1.5.8. library_loader

library_loader module is a main entry point to the Python Package. It contains load_habana_module() function, that needs to be called to initialize TensorFlow bridge library and enable training on Gaudi. Additionally, there is load_op_library() function to be used with TensorFlow CustomOp API.

1.5.9. lib_utils

lib_utils module validates the environment of the installed habana-tensorflow package and searches libraries needed for initialization.

1.5.10. multinode_helpers

multinode_helpers module initializes multinode environment during call to load_habana_module().

1.5.11. ops

ops module contains public custom Ops implemented inside the TensorFlow bridge library.

1.5.12. py_synapse_logger

py_synapse_logger module contains a Python wrapper for synapse logger library.

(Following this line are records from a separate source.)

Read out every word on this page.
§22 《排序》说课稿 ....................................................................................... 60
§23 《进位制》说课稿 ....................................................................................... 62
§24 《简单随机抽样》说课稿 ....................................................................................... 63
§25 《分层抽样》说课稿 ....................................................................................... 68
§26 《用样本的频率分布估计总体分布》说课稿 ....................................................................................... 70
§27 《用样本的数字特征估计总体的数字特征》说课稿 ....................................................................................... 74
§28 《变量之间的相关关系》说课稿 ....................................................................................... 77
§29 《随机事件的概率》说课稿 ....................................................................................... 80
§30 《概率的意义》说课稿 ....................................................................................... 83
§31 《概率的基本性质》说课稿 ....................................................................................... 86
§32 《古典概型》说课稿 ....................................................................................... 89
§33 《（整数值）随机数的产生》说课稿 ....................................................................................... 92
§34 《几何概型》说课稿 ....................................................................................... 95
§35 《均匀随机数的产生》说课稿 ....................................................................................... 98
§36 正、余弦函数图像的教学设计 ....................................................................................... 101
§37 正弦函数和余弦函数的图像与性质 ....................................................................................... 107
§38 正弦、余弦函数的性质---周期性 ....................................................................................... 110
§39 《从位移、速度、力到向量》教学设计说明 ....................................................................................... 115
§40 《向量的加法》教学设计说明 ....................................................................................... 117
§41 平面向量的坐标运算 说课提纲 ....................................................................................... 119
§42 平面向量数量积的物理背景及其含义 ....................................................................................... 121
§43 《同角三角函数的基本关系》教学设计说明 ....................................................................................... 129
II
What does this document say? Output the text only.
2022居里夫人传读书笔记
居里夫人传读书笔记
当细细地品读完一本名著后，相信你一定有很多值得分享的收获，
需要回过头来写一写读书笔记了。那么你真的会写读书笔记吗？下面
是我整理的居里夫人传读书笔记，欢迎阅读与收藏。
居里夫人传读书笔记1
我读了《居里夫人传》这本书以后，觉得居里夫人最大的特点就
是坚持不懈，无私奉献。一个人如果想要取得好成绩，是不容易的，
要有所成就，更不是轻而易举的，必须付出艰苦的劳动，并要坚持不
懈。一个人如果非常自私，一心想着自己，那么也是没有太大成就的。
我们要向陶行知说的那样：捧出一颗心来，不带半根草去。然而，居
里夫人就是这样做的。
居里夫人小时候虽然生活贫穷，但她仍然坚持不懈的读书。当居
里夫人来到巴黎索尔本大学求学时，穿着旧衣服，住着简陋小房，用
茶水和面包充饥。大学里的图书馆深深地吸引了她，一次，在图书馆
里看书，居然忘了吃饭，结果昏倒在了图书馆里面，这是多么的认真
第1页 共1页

1.5.13. synapse_logger_helpers

synapse_logger_helpers module contains helper functions to use py_synapse_logger module.

1.5.14. sysconfig

sysconfig module, similarly to tf.sysconfig, contains __version__ and functions to retrieve information needed for compilation of custom ops:

  • Library location

  • Include location

  • Compiler flags

  • Linker flags

For more details on CustomOp API, see TensorFlow CustomOp API.

1.5.15. tb_utils

tb_utils module contains extensions to default tf.Estimator/keras hooks and TensorBoard visualization classes.

1.5.16. util

util module (internal) contains utility functions.

1.5.17. version_getter

version_getter module (internal) purpose is to retrieve version of TensorFlow bridge library via C API. The user does not need to use this file, since it is invoked to retrieve __version__.